1982
A Marcos Rosselli lo abandonó la mujer. No lo aguantó más y, según se dijo en el barrio, “le echó flit” (extraña inversión de los hechos porque fue ella la que dejó la casa). Él siguió con sus costumbres sin registrar la ruptura que esperaba desde hacía años, amparado en la realidad paralela del silencio nocturno que, en su estudio, había formado un abismo personal que podía habitarse sin problemas.

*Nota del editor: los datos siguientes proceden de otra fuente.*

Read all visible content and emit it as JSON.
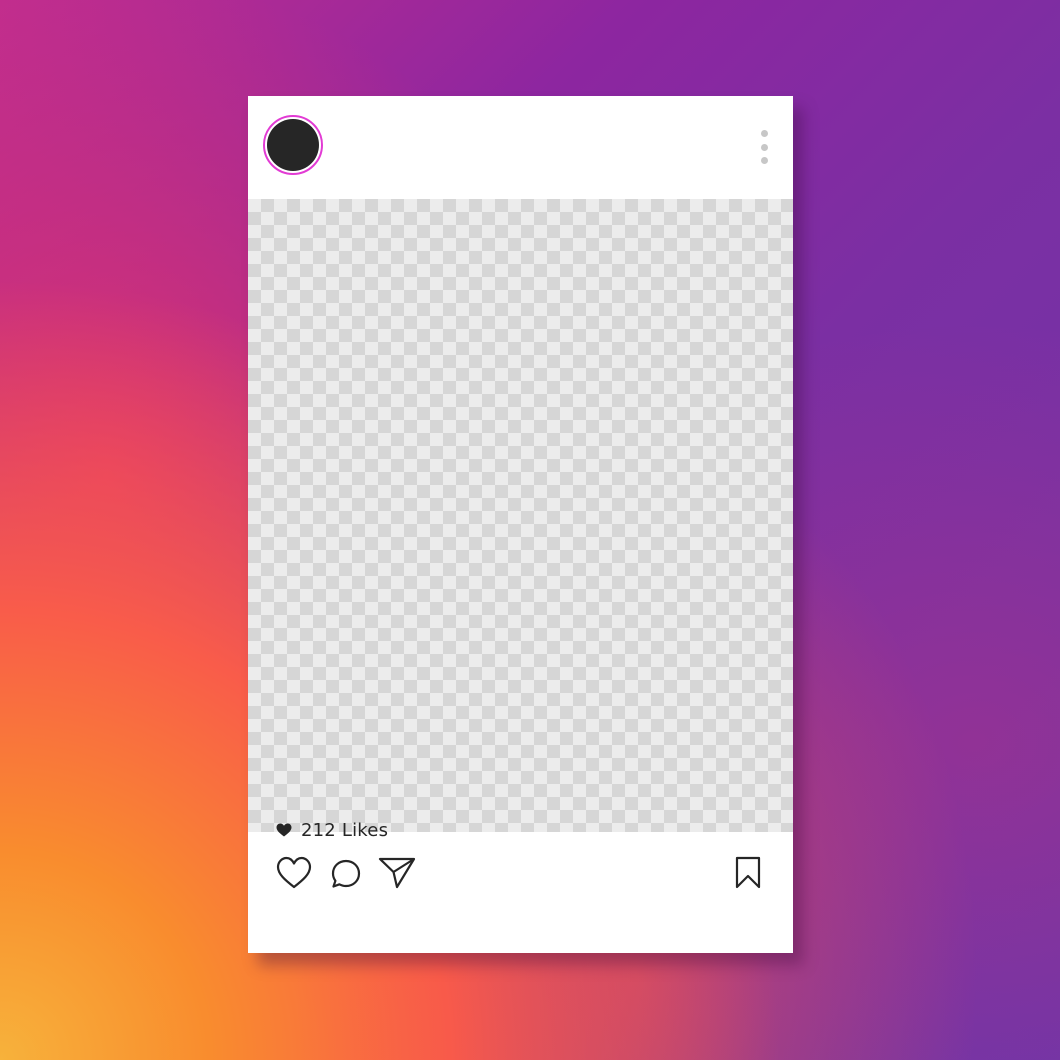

Su intención era que los vecinos vieran su vida de genio aislado en una campana de concentración, efecto que lograba al examinar cada noche los instrumentos de dibujo distribuidos en el tablero al modo del francotirador que abre un estuche de violín y ensambla las partes de un arma sobre una tela. Luego se recostaba en su silla Aluminum, de Hermann Miller, para representar un suspenso ideas y de actos, y cambiaba una y otra vez las posiciones de un muñeco de madera inspirado en el Hombre de Vitruvio de Da Vinci.
Mi padre fue hasta allí creyendo que nada le impediría ver, a través de los enormes ventanales, una prueba de la relación que —se decía— Rosselli había iniciado con mamá. Caminó por la vereda de enfrente varias veces, como si la subrayara, manteniendo la mirada sobre la casa-estudio-teatro; pero Rosselli no aparecía. Había un por qué. Se estaba cogiendo a mamá por el culo contra la mesada de la cocina, una placa de mármol africano de diez centímetros de espesor con dos bachas de acero inoxidable, una de ellas con triturador eléctrico de residuos. Se supo porque el propio Rosselli lo divulgó unos días más tarde en una mesa de Yellow.

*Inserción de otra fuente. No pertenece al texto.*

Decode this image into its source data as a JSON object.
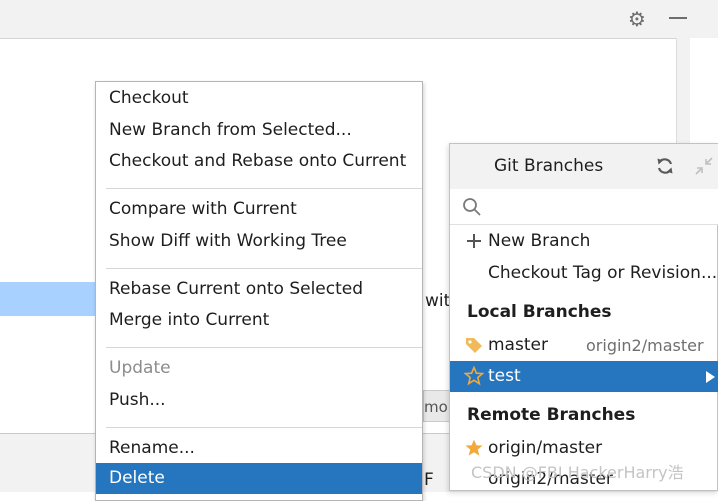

Entretanto, como para confirmar que lo suyo era darle la espalda a los hechos, mi padre esperó una hora más y confirmó que el chisme que lo había llevado hasta allí era infundado. Para creer había que ver; y él no veía a nadie. No intuyó un interior de los hechos, ni una cara oculta, ni un segundo plano. Una conducta llamativa para un compositor de la realidad que percibía los acontecimientos como el efecto directo de orquestaciones planificadas en las sombras.